All’inizio dell’anno anche Amazon, in occasione dell’evento re:MARS, dedicato a robotica, spazio ed intelligenza artificiale, ha presentato una funzionalità simile: si tratta di StyleSnap, integrata nell’app di Amazon, che sfrutta l’intelligenza artificiale per fornire suggerimenti di stile a partire da una foto.
Stessa cosa per Style match, strumento di ricerca visuale lanciato da Asos, o ancora Echo Look, che tramite una telecamera smart collegata all’assistente virtuale Alexa, immortala il look indossato per individuare i gusti corrispondenti in fatto di moda e proporre delle valide alternative. Cos’hanno in comune le suddette personal stylist virtuali? Ognuna di loro utilizza la tecnologia del deep learning, basata sull’apprendimento automatico e costituita da un network di reti neurali artificiali, addestrate per rilevare le immagini degli abiti e funzionare, di fatto, come un cervello umano.
Il punto da mettere a fuoco è proprio questo: è davvero possibile replicare una capacità creativa della mente umana, come quella di dare vita al proprio stile personale? Di fatto, l’individuazione delle tendenze potrebbe sì essere considerata come un attributo analitico, ma nel proporre dei consigli di stile, un dispositivo robotico non terrà mai conto del mood emotivo di chi indossa quei capi, la variabile che probabilmente influenza più di tutte la scelta del proprio outfit ogni giorno. Una scelta che rientra in quel minuscolo spazio di manovra che ci è rimasto per non omologarci e rendere prevedibile ogni nostra opzione di consumo, ben espressa da Alessandro Michele nella sua ultima collezione Primavera/Estate 2020 per Gucci.
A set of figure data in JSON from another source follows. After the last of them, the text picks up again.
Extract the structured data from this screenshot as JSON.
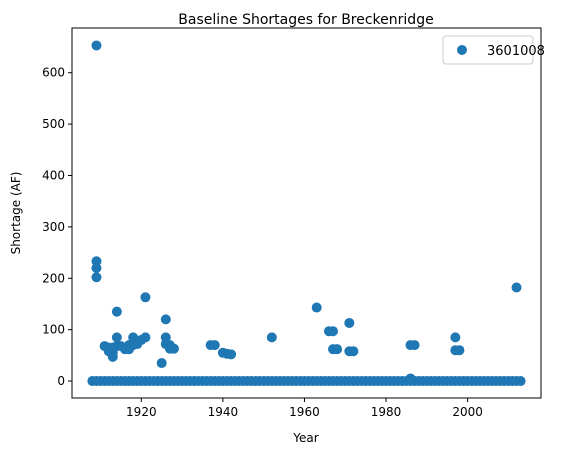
{
  "chart_data": {
    "type": "scatter",
    "title": "Baseline Shortages for Breckenridge",
    "xlabel": "Year",
    "ylabel": "Shortage (AF)",
    "xlim": [
      1903,
      2018
    ],
    "ylim": [
      -33,
      687
    ],
    "xticks": [
      1920,
      1940,
      1960,
      1980,
      2000
    ],
    "yticks": [
      0,
      100,
      200,
      300,
      400,
      500,
      600
    ],
    "grid": false,
    "legend_position": "top-right",
    "series": [
      {
        "name": "3601008",
        "color": "#1f77b4",
        "zero_year_range": [
          1908,
          2013
        ],
        "points": [
          [
            1909,
            653
          ],
          [
            1909,
            233
          ],
          [
            1909,
            220
          ],
          [
            1909,
            202
          ],
          [
            1911,
            68
          ],
          [
            1912,
            65
          ],
          [
            1912,
            58
          ],
          [
            1913,
            65
          ],
          [
            1913,
            47
          ],
          [
            1913,
            55
          ],
          [
            1914,
            135
          ],
          [
            1914,
            85
          ],
          [
            1914,
            68
          ],
          [
            1915,
            68
          ],
          [
            1916,
            62
          ],
          [
            1917,
            62
          ],
          [
            1917,
            70
          ],
          [
            1918,
            85
          ],
          [
            1918,
            70
          ],
          [
            1919,
            72
          ],
          [
            1920,
            80
          ],
          [
            1921,
            85
          ],
          [
            1921,
            163
          ],
          [
            1925,
            35
          ],
          [
            1926,
            120
          ],
          [
            1926,
            85
          ],
          [
            1926,
            72
          ],
          [
            1927,
            70
          ],
          [
            1927,
            63
          ],
          [
            1928,
            63
          ],
          [
            1937,
            70
          ],
          [
            1938,
            70
          ],
          [
            1940,
            55
          ],
          [
            1941,
            53
          ],
          [
            1942,
            52
          ],
          [
            1952,
            85
          ],
          [
            1963,
            143
          ],
          [
            1966,
            97
          ],
          [
            1967,
            97
          ],
          [
            1967,
            62
          ],
          [
            1968,
            62
          ],
          [
            1971,
            113
          ],
          [
            1971,
            58
          ],
          [
            1972,
            58
          ],
          [
            1986,
            70
          ],
          [
            1986,
            5
          ],
          [
            1987,
            70
          ],
          [
            1997,
            85
          ],
          [
            1997,
            60
          ],
          [
            1998,
            60
          ],
          [
            2012,
            182
          ]
        ]
      }
    ]
  }
}
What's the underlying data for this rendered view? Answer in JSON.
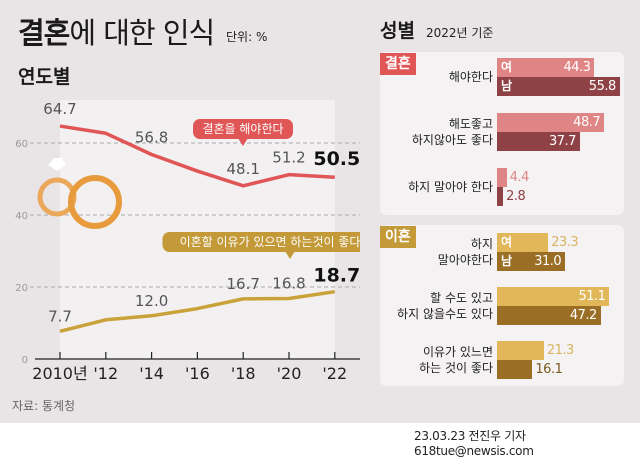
{
  "header": {
    "title_bold": "결혼",
    "title_rest": "에 대한 인식",
    "unit": "단위: %",
    "credit": "23.03.23 전진우 기자 618tue@newsis.com"
  },
  "left": {
    "subtitle": "연도별",
    "source": "자료: 통계청"
  },
  "right": {
    "subtitle": "성별",
    "subtitle_note": "2022년 기준",
    "marriage_tag": "결혼",
    "divorce_tag": "이혼",
    "female_tag": "여",
    "male_tag": "남"
  },
  "colors": {
    "marriage_line": "#e05555",
    "divorce_line": "#c9a23a",
    "marriage_female": "#df8585",
    "marriage_male": "#8f4246",
    "divorce_female": "#e1b75a",
    "divorce_male": "#9a6e24",
    "marriage_tag": "#e05555",
    "divorce_tag": "#c39a37"
  },
  "chart_data": [
    {
      "type": "line",
      "title": "연도별",
      "xlabel": "",
      "ylabel": "",
      "categories": [
        "2010년",
        "'12",
        "'14",
        "'16",
        "'18",
        "'20",
        "'22"
      ],
      "yticks": [
        0,
        20,
        40,
        60
      ],
      "ylim": [
        0,
        70
      ],
      "grid": true,
      "series": [
        {
          "name": "결혼을 해야한다",
          "values": [
            64.7,
            62.7,
            56.8,
            52.2,
            48.1,
            51.2,
            50.5
          ],
          "labels": [
            "64.7",
            "",
            "56.8",
            "",
            "48.1",
            "51.2",
            "50.5"
          ]
        },
        {
          "name": "이혼할 이유가 있으면 하는것이 좋다",
          "values": [
            7.7,
            10.9,
            12.0,
            14.0,
            16.7,
            16.8,
            18.7
          ],
          "labels": [
            "7.7",
            "",
            "12.0",
            "",
            "16.7",
            "16.8",
            "18.7"
          ]
        }
      ]
    },
    {
      "type": "bar",
      "title": "성별 2022년 기준 - 결혼",
      "categories": [
        "해야한다",
        "해도좋고 하지않아도 좋다",
        "하지 말아야 한다"
      ],
      "category_lines": [
        [
          "해야한다"
        ],
        [
          "해도좋고",
          "하지않아도 좋다"
        ],
        [
          "하지 말아야 한다"
        ]
      ],
      "series": [
        {
          "name": "여",
          "values": [
            44.3,
            48.7,
            4.4
          ]
        },
        {
          "name": "남",
          "values": [
            55.8,
            37.7,
            2.8
          ]
        }
      ]
    },
    {
      "type": "bar",
      "title": "성별 2022년 기준 - 이혼",
      "categories": [
        "하지 말아야한다",
        "할 수도 있고 하지 않을수도 있다",
        "이유가 있느면 하는 것이 좋다"
      ],
      "category_lines": [
        [
          "하지",
          "말아야한다"
        ],
        [
          "할 수도 있고",
          "하지 않을수도 있다"
        ],
        [
          "이유가 있느면",
          "하는 것이 좋다"
        ]
      ],
      "series": [
        {
          "name": "여",
          "values": [
            23.3,
            51.1,
            21.3
          ]
        },
        {
          "name": "남",
          "values": [
            31.0,
            47.2,
            16.1
          ]
        }
      ]
    }
  ]
}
Il vestire rientra infatti a pieno titolo nella fitta trama egemonica che si adatta al sentire comune per poi riproporlo nella sua modalità più normativa, esattamente come farebbe un’app. L’antidoto all’omologazione non è tuttavia quello di evitare completamente la tecnologia e ciò che essa propone, ma dare priorità e spazio a nuove forme di soggettivazione con cui ognuno possa avere in pieno potere le scelte che riguardano il proprio corpo e la sua poliedrica espressione: ben venga quindi l’intelligenza artificiale, purché usata consapevolmente. Ovvero, senza dare per scontata neanche per un momento la possibilità che, ancora, abbiamo di autodeterminarci, anche grazie alla moda.